Hassan has also supported a number of other progressive policies which are hopelessly out of step with ordinary voters, ranging from support for ending the filibuster to a tacit endorsement of packing the Supreme Court (although Hassan quickly backtracked on the position once it became clear she was the only member of New Hampshire’s Congressional delegation to support expanding the Court). Following the leaking of a draft Supreme Court decision that would overturn Roe v. Wade, Hassan also voted in favor of legislation that would have legalized abortion up until the moment of birth in all 50 states, again taking the side of radicals over more moderate policies favored by a majority of voters.
But with Election Day just a few months away, Hassan has also attempted to strike a more conciliatory tone and pay lip service to addressing the slate of crises facing Americans. The reason why is clear: voters are none too happy with the current direction of the country, and they blame Democrats for it. According to a University of New Hampshire poll conducted last month, Hassan is sitting at just 35% approval in New Hampshire, below even Joe Biden’s approval nationally and a marked declined from a St. Anslem poll in March. Hassan’s favorability rating has also shown a steady decline since she was elected to the Senate in 2016, while her unfavourability rating has seen a corresponding increase and now sits at 51%. As Democrats’ brand struggles nationally, Hassan’s own fortunes in New Hampshire show that voters clearly associate her with the party’s failed policies.
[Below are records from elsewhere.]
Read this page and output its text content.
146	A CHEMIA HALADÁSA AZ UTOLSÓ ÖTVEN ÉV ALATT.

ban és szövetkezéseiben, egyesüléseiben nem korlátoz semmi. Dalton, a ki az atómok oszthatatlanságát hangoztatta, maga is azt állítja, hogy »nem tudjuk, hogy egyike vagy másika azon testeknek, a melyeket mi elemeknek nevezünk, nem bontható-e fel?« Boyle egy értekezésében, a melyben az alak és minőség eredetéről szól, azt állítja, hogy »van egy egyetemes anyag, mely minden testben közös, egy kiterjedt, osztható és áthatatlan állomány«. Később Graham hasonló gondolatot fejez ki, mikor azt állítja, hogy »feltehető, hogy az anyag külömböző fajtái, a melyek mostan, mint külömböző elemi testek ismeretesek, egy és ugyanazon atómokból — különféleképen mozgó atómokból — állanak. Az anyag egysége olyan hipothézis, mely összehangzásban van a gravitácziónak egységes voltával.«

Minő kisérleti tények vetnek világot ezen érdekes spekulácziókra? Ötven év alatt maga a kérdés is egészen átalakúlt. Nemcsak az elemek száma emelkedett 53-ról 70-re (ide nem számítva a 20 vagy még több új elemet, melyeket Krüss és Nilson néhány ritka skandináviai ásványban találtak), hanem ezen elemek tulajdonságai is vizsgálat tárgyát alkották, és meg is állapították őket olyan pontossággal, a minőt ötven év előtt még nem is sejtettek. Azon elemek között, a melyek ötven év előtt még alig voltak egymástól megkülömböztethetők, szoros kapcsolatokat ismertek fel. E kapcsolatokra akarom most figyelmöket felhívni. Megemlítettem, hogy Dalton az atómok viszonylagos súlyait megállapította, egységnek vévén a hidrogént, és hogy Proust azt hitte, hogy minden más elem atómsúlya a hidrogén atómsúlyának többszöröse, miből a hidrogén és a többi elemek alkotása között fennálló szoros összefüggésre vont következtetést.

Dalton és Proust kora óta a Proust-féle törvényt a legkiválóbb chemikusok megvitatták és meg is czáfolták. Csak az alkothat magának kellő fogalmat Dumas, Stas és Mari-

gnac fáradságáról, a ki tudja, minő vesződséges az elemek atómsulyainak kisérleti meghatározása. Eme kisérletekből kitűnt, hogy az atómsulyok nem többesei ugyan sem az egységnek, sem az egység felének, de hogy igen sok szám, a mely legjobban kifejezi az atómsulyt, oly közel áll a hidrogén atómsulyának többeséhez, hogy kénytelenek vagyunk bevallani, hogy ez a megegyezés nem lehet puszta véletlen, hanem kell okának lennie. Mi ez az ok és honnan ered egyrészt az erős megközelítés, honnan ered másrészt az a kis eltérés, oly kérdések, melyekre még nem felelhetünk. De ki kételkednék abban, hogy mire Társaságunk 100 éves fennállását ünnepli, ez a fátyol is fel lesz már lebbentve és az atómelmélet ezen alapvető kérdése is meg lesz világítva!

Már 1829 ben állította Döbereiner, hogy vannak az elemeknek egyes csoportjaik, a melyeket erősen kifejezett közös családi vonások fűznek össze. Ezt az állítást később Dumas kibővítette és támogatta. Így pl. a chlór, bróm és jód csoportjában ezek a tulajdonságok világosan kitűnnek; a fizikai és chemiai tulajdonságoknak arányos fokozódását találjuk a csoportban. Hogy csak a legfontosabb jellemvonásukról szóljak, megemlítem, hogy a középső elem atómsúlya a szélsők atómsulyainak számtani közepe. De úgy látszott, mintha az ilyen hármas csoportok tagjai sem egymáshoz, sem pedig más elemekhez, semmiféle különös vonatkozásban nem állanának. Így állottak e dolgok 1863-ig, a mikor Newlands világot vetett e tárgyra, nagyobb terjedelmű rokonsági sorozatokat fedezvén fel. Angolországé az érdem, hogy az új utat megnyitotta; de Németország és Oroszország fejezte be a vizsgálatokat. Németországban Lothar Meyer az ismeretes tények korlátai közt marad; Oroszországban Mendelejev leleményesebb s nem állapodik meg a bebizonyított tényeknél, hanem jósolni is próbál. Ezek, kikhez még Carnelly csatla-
Just how desperate Hassan is to both distance herself from Democrats’ disastrous policies and give off the appearance of moderation became clear late last month when she traveled to the U.S.-Mexico border and feigned sudden concern about the ongoing crisis there. Despite voting to reject funding for Trump’s border wall in 2019, Hassan is now calling for more border wall construction. Despite failing to vote for numerous border security measures throughout her nearly six years in the Senate, Hassan is now urging the Biden administration to keep Title 42 in place and send more resources to address the record surge in illegal crossings. While the need for border security hasn’t changed, it’s clear the politics have – at the last possible moment, Hassan is finally forced to care about the concerns of voters in New Hampshire rather than radical open border zealots in Washington, D.C.
Ironically, this desperate ploy appears to have done more to harm Hassan with her base of progressive voters than convince any critical swing voters to support her. One pro-immigration leader in New Hampshire told Politico last month that she was considering leaving her ballot blank for U.S. Senate this fall and was encouraging others to do the same. Another New Hampshire Democrat accused Hassan of trying to “out-Republican Republicans.” Meanwhile, Hassan’s standing with Independents doesn’t seem to have benefitted, and she stands little chance of peeling off any Republican voters in today’s polarized political climate.
It’s difficult to see Hassan faring much better on any other issues that matter to voters and on which she needs to separate herself from Democrats’ sullied reputation. One of the consequences of progressives like Rep. Alexandria Ocasio-Cortez and Senator Bernie Sanders demanding votes on legislation that is ultimately doomed to fail is that incumbents who aren’t from deep blue districts are forced to take politically harmful votes on policies that stand no chance of ever becoming law – simply opening them up to attacks from both moderate challengers and Republican opponents.
Currently, Hassan’s only saving grace is that Republicans have not managed to field a strong candidate to oppose her in November. With the primary not scheduled until September 13, the Republicans who are running will have to devote at least some of their attention to attacking each other rather than her. But ultimately, that still may prove insufficient to rescue Hassan from her largely self-inflicted electoral crisis.